Jaschke was addressing the first question posed by students at the forum, asking politicians how they’d improve the lives of young people who are just entering the workforce.

Bryton Cherrier, with the Peoples Party of Canada, proposed cutting the capital gains tax by 10 per cent and personal income taxes by up to 15 per cent, while independent candidate Steve Ranta called for increasing the minimum wage to $20 an hour – noting that there’s a minimum wage in Seattle of $15 an hour.

Ranta said that continuing education has to be more available for those out of school and called for free post-secondary education.

“We need to reduce the cost of housing. We should ban all foreign ownership of real estate and tax speculators,” he said, adding that global warming must also be addressed.

Jaschke said the Greens would build 40,000 new homes and provide rental assistance. She said the market is experiencing high rents and lack of supply.

Tory candidate Marc Dalton said that a Conservative government would ease the mortgage stress test to make it easier for people to borrow and buy their first home and also extend the maximum mortgage period from 25 to 30 years.

Dalton also said Conservatives will remove the GST on home heating bills and offer tax credits on green renovations to homes. Affordability was the main issue he’s been hearing about, he said.

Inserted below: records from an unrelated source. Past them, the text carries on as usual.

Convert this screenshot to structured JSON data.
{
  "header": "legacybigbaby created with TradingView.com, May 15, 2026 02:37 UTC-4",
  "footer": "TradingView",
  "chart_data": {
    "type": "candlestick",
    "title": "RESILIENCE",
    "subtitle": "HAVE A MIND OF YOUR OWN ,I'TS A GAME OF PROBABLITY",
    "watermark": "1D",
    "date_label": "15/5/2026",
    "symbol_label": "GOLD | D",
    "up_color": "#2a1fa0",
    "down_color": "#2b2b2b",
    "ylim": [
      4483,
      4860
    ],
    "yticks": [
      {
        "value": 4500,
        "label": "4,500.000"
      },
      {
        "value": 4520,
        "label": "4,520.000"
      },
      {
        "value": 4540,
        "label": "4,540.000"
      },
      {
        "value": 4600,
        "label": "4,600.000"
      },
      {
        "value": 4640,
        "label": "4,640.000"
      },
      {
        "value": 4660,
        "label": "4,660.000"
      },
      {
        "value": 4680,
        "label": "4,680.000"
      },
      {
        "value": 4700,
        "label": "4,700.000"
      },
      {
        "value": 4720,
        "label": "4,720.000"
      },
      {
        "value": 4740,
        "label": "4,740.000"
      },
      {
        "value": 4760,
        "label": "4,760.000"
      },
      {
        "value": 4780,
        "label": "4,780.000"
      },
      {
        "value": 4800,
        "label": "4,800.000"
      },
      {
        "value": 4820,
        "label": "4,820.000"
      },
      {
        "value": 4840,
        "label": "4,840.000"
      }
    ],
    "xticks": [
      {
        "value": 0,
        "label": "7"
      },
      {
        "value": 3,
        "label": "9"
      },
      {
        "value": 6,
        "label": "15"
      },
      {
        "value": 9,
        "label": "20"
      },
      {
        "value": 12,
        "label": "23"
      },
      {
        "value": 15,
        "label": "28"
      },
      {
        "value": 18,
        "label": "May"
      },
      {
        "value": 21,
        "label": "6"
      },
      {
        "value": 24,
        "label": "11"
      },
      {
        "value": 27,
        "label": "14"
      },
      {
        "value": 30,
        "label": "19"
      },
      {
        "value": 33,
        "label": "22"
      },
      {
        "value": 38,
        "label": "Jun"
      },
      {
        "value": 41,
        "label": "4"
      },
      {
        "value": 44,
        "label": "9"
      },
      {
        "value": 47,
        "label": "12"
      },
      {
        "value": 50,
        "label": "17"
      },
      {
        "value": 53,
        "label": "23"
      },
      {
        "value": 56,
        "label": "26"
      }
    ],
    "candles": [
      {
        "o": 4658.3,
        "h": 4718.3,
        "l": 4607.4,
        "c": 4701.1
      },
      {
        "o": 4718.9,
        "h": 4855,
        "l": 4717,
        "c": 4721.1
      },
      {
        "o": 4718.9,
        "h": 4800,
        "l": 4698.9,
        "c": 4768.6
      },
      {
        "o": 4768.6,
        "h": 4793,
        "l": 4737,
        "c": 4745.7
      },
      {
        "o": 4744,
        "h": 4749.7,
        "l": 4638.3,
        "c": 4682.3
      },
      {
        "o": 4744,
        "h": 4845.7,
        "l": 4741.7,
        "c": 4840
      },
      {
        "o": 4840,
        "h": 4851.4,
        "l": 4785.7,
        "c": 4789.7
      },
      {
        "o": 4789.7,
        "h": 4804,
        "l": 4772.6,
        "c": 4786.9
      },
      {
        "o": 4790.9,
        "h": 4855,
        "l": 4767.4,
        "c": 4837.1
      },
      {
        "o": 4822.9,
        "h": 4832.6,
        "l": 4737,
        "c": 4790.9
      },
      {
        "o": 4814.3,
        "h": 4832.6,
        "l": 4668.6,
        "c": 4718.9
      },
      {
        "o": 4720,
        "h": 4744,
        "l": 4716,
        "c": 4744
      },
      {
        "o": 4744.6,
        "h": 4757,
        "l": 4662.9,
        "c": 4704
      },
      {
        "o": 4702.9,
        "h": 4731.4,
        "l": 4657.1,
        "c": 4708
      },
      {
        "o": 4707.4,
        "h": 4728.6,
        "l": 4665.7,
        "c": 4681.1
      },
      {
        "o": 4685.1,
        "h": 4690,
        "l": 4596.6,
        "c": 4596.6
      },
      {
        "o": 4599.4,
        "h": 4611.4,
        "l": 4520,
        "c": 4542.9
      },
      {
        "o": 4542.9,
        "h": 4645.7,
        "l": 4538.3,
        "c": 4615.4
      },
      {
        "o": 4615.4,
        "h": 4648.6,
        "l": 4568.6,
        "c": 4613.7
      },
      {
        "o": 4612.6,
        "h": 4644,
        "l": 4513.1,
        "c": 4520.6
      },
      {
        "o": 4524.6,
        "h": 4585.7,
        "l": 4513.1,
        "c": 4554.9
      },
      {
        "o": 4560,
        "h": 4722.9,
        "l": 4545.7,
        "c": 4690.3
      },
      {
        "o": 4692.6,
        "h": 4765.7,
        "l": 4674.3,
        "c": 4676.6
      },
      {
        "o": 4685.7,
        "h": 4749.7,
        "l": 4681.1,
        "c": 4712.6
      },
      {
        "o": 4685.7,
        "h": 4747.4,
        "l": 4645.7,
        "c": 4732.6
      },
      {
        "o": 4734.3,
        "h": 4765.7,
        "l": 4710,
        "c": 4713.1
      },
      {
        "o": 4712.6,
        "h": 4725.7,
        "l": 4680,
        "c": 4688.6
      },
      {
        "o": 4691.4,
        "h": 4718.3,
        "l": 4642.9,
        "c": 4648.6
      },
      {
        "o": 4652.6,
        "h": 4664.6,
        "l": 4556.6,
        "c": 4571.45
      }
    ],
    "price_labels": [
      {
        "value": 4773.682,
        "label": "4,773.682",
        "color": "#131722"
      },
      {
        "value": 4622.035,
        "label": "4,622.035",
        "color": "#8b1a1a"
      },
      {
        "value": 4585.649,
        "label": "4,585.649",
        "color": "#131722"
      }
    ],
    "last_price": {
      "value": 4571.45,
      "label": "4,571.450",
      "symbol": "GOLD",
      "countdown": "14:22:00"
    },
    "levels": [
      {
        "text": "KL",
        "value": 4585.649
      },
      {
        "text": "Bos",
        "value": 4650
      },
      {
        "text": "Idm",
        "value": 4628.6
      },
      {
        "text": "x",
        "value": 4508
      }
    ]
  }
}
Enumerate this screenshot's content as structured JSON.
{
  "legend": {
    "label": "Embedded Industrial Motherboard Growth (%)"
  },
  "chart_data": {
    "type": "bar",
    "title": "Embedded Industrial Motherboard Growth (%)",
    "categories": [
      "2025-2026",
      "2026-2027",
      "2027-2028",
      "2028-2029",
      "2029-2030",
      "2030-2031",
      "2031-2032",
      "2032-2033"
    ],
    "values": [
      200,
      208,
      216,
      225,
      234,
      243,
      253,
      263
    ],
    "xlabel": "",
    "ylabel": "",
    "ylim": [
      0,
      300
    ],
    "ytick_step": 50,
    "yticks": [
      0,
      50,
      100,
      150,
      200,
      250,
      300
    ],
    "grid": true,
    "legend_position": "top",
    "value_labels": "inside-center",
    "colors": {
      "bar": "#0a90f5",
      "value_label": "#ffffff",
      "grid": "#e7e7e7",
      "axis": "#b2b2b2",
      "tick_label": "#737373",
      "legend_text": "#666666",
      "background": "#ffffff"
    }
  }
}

But Liberal candidate Dan Ruimy said easing conditions for borrowing and raising mortgage terms to 30 years would be a “disaster” according to experts, and the incumbent said the Liberals have already launched its 12-year, $55-billion national housing strategy that provides money for non-profit housing groups. “What they’re saying, we’re already doing it,” Ruimy said. “So, don’t be fooled. The challenges are out there, it’s not that simple to do.”

But the government needs land for housing projects which it will fund, he added.

Candidates also were asked if it’s better to spend money on the conventional energy industry or on renewables.

But Ruimy said there has to be an transition away from an oil-based economy. He said the federal government rejected the Northern Gateway pipeline which would have seen oil shipped from Prince Rupert along the B.C. Coast and bought the Trans Mountain pipeline from Edmonton to Vancouver in order to get world prices for Canadian oil exports. He pointed out that created a youth council out of his office that held a town hall on youth mental health. “We all have to own a role in that.”

Canada Summer Jobs funding has also been increased, he added.

But Dalton noted that not an inch of pipeline has yet been built.

“So much of Canada’s prosperity … is in the resource sector, which we support,” Dalton said.

Jaschke said that the Green party plans on a rapid switch to a non-oil economy. “The solutions are already out there. Other countries are already … having success.”

Ranta noted that former Liberal cabinet ministers Jody Wilson-Raybould and Jane Philpott are running as independents rather than switching parties. “They won’t have anything to do with our parties and neither should you,” said Ranta.

NDP candidate John Mogk said his party would cut cellphone bills and introduce pharmacare, “so that we pay a reasonable amount for our medicine and everyone can afford it.”